Görüntülediğiniz mahkeme kararı kesinleşmiş bir karardır.

T.C.
İSTANBUL
BÖLGE ADLİYE MAHKEMESİ
13. HUKUK DAİRESİ
DOSYA NO: 2019/1263 Esas
KARAR NO : 2019/928 Karar
T Ü R K M İ L L E T İ A D I N A
İ S T İ N A F K A R A R I
İNCELENEN KARARIN
MAHKEME : İSTANBUL 2. ASLİYE TİCARET MAHKEMESİ
TARİH : 12/12/2018
DOSYA NUMARASI: 2016/1296 Esas – 2018/1291 Karar
DAVA: Alacak (Bayilik Sözleşmesinden Kaynaklanan)
KARAR TARİHİ: 03/07/2019
İlk derece Mahkemesinde yapılan yargılama sonucunda verilen karara karşı istinaf kanun yoluna başvurulmuş olmakla dava dosyası incelendi:
TARAFLARIN İDDİA VE SAVUNMASININ ÖZETİ: Davacı vekili dava dilekçesi ile, müvekkili şirket ile davalı arasında 24.02.2014 tarihli Bayilik Sözleşmesi ve yine aynı tarihli protokol imzalandığını, davalının, Bayilik Sözleşmesi ve Protokolce ilave olarak Ürün Alım Taahhütnamesinde bulunduğunu ve anlaşmanın yürürlüğü süresince geçerli olmak üzere 19.224 ton beyaz ürünü … almayı, eksik kalan ton üzerinden ton başına 14 USD tutarında kâr mahrumiyeti ödemeyi kabul ve taahhüt ettiğini, davalının toplam 2.679 ton ürün aldığını, eksik aldığı 16.545 ton ürün için müvekkiline 231.628 USD kar mahrumiyeti borcu oluştuğunu ileri sürerek fazlaya ilişkin haklarının saklı kalması kaydı ile alacaklarının şimdilik 1.000 USD’nın, temerrüt tarihinden yabancı paraya İşleyecek en yüksek mevduat faizi ile birlikte davalıdan tahsiline, yargılama giderleri ile vekalet ücretinin davalı tarafa yüklenilmesine karar verilmesini talep etmiştir.Davalıya usulüne uygun davetiye tebliğ edilmiş olmasına rağmen davaya herhangi bir cevap vermemiştir.
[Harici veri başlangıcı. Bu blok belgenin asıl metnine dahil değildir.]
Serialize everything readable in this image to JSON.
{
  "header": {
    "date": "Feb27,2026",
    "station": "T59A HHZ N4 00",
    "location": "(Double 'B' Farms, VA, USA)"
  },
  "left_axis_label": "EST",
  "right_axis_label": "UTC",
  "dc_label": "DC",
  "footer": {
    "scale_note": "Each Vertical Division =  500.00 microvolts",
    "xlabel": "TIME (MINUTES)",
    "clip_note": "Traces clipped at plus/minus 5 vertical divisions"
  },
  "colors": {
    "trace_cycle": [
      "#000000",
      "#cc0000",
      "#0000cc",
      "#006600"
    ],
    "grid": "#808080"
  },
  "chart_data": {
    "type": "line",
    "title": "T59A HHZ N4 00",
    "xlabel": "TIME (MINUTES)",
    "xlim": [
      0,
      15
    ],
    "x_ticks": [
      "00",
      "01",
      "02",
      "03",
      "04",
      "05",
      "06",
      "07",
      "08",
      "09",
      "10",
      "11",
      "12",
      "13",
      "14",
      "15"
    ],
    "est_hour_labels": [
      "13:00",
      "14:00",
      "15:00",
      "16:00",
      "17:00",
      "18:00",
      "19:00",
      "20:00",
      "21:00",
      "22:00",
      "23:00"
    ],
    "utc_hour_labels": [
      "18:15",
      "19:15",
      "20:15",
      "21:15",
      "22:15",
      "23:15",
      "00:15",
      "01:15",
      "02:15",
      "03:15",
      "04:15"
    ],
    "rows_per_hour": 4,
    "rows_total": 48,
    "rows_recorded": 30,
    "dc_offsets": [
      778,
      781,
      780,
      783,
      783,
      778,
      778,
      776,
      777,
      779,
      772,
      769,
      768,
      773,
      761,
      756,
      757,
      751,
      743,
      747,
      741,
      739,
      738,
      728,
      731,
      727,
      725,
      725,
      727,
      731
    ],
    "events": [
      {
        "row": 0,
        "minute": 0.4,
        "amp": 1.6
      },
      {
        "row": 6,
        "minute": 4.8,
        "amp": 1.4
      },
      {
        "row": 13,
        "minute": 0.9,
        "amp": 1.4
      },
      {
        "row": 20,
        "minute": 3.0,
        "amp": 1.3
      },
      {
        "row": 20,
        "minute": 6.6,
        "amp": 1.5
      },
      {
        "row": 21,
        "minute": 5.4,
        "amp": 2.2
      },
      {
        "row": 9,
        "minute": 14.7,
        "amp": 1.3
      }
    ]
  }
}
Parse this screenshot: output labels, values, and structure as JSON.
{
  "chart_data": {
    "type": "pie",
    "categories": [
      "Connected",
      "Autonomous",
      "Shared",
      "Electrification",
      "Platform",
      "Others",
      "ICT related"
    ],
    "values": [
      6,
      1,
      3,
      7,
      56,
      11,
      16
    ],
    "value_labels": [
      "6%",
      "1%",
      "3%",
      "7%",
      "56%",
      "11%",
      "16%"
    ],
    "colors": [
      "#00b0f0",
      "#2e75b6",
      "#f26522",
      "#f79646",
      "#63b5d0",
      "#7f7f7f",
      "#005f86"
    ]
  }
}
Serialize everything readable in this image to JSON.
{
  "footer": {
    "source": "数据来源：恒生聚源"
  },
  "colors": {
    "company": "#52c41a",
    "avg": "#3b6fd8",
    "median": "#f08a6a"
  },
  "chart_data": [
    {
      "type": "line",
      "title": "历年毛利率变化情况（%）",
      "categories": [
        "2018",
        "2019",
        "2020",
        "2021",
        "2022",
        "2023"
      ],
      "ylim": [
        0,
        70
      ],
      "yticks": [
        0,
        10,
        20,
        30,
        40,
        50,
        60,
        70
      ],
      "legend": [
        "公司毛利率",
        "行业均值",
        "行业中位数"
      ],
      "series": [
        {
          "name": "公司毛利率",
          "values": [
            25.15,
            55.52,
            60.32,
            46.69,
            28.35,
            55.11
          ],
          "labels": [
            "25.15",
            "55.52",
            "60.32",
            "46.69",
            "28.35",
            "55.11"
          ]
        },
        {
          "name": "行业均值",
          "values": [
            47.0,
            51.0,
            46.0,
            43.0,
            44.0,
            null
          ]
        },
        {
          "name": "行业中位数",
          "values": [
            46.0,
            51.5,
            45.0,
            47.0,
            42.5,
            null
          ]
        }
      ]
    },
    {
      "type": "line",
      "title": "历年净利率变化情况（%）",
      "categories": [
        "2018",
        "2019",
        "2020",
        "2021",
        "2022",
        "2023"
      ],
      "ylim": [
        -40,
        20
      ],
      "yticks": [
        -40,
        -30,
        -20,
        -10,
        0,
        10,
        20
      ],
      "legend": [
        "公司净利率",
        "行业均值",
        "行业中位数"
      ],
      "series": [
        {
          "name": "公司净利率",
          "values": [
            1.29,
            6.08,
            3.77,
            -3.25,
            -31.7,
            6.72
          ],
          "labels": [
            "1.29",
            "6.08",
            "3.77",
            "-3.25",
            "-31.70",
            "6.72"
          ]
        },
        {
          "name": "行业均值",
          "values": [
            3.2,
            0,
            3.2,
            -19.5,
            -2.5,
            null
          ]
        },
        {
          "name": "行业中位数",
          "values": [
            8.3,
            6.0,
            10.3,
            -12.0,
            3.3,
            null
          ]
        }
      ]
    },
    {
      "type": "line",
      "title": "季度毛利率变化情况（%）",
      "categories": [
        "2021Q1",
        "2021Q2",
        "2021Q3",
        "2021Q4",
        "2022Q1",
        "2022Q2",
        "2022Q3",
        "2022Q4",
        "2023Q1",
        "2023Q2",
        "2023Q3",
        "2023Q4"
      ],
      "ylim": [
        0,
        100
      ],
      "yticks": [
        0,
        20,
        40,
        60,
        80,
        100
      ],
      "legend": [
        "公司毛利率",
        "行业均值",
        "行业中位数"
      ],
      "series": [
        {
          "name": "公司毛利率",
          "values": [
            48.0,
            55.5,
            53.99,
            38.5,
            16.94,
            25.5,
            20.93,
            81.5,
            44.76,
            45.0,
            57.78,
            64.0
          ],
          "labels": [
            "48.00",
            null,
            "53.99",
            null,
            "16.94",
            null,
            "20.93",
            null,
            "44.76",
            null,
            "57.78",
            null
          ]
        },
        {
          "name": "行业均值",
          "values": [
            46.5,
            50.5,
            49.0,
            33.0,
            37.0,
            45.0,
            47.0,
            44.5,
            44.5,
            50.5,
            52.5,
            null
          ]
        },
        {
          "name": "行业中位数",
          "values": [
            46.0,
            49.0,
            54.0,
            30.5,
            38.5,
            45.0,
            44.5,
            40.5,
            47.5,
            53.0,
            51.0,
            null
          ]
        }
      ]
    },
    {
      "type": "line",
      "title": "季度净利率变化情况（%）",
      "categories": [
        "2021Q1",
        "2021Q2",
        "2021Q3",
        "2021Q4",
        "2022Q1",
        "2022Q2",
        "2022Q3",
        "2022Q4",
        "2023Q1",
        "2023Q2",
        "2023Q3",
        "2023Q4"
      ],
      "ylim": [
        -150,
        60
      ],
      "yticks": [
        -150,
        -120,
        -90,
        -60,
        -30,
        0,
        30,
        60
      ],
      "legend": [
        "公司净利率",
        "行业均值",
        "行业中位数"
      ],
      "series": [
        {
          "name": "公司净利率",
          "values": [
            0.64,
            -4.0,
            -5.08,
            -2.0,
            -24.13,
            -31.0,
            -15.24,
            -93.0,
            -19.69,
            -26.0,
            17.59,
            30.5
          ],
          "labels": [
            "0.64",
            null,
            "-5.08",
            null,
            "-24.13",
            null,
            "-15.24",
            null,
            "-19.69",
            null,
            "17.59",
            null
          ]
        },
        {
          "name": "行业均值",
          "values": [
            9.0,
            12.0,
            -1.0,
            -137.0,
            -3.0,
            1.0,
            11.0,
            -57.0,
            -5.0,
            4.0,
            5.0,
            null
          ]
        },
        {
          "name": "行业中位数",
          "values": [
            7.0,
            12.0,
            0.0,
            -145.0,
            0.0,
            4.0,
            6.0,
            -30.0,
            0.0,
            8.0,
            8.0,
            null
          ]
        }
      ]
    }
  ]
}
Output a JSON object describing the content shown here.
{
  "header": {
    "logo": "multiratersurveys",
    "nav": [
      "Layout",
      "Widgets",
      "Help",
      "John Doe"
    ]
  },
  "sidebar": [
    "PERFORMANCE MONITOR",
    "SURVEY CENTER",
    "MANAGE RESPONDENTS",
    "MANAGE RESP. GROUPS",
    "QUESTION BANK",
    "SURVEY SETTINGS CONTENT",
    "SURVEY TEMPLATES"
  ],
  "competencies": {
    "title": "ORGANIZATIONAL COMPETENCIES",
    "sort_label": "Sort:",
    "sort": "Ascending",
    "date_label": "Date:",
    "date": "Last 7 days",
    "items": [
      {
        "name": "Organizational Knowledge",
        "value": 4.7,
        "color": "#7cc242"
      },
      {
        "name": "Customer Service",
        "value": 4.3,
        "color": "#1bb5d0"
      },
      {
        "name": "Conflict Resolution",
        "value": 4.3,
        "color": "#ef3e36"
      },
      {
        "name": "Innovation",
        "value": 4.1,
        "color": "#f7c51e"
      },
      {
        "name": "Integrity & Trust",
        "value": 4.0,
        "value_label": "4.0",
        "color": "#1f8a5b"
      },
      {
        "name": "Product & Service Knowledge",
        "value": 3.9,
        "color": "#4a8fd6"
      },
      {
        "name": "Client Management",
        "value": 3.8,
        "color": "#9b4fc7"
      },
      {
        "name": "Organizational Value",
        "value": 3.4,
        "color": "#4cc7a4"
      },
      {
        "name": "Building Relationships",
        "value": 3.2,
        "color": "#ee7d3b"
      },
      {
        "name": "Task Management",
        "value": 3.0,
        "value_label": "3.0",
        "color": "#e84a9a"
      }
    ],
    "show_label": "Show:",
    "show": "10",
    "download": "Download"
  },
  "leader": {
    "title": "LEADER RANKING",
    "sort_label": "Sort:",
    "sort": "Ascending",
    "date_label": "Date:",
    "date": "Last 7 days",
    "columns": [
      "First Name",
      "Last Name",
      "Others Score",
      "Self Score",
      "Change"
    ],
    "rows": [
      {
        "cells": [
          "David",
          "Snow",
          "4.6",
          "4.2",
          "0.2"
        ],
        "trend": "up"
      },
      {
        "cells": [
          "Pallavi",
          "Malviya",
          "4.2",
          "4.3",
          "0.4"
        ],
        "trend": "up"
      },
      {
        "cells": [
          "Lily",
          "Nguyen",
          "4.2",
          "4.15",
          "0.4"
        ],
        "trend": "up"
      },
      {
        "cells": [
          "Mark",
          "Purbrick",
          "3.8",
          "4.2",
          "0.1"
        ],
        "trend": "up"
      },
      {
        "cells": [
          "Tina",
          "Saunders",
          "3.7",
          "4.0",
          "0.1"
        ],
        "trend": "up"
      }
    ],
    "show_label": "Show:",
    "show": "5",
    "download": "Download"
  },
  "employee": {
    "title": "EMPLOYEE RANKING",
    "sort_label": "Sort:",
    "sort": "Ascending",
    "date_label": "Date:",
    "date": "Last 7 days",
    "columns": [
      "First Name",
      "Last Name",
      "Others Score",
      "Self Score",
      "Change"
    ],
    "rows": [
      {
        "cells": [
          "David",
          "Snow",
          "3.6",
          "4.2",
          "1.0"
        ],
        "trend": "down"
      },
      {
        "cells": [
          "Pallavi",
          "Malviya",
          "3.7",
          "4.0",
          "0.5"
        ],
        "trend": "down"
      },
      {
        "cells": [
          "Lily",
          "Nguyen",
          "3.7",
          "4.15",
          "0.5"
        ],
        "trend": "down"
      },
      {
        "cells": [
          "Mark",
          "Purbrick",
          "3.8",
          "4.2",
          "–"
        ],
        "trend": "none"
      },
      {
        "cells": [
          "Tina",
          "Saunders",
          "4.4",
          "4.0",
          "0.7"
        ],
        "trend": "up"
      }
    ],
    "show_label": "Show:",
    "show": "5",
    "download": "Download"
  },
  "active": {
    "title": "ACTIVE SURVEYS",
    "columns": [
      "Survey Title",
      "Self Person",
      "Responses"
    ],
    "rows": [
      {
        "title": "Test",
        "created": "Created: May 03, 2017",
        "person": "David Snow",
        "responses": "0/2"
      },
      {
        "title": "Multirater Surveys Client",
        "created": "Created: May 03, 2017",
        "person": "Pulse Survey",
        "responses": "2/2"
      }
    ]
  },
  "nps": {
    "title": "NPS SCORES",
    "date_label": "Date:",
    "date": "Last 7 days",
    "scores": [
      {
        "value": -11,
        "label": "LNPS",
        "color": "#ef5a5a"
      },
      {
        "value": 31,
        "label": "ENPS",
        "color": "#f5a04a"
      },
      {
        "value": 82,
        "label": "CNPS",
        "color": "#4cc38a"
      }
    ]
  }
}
İLK DERECE MAHKEMESİNİN KARARININ ÖZETİ:İstanbul 2. Asliye Ticaret Mahkemesi 12/12/2018 tarih 2016/1296 Esas – 2018/1291 sayılı kararında;”…Yargıtay 11. Hukuk Dairesinin 2016/13485 E 2018/4815 K sayılı emsal ilamına göre somut olayda, davacı tarafından sunulan taahhütnamenin 3.paragrafının a bendinde “anlaşma süresinin hitamında ve/veya her bir yıllık anlaşma süresinin sonunda hesaplanacak eksik kalan miktar üzerinden ton başına 14 USD (ondörtamerikandoları) tutarının ödeme gününde uygulanmakta olan Merkez Bankası döviz satış kuru üzerinden hesaplanacak Türk Lirası karşılığında kar mahrumiyetini ödemeyi” hususuna yer verildiği, davacı tarafın davalıya satış yaptığı akaryakıt tutarı ile eksik kalan akaryakıt tutarını bilmemesi mümkün olmadığından kar mahrumiyeti adı altında talep edilen cezai şart tutarının miktarı belirli olup davacı tarafça belirsiz alacak davası açılmasında hukuki yarar bulunmadığı…”gerekçesi ile, HMK 114/1-h ve HMK 115/2 maddeleri gereği davanın USULDEN REDDİNE, karar verilmiş ve karara karşı davacı vekili tarafından istinaf başvurusunda bulunulmuştur.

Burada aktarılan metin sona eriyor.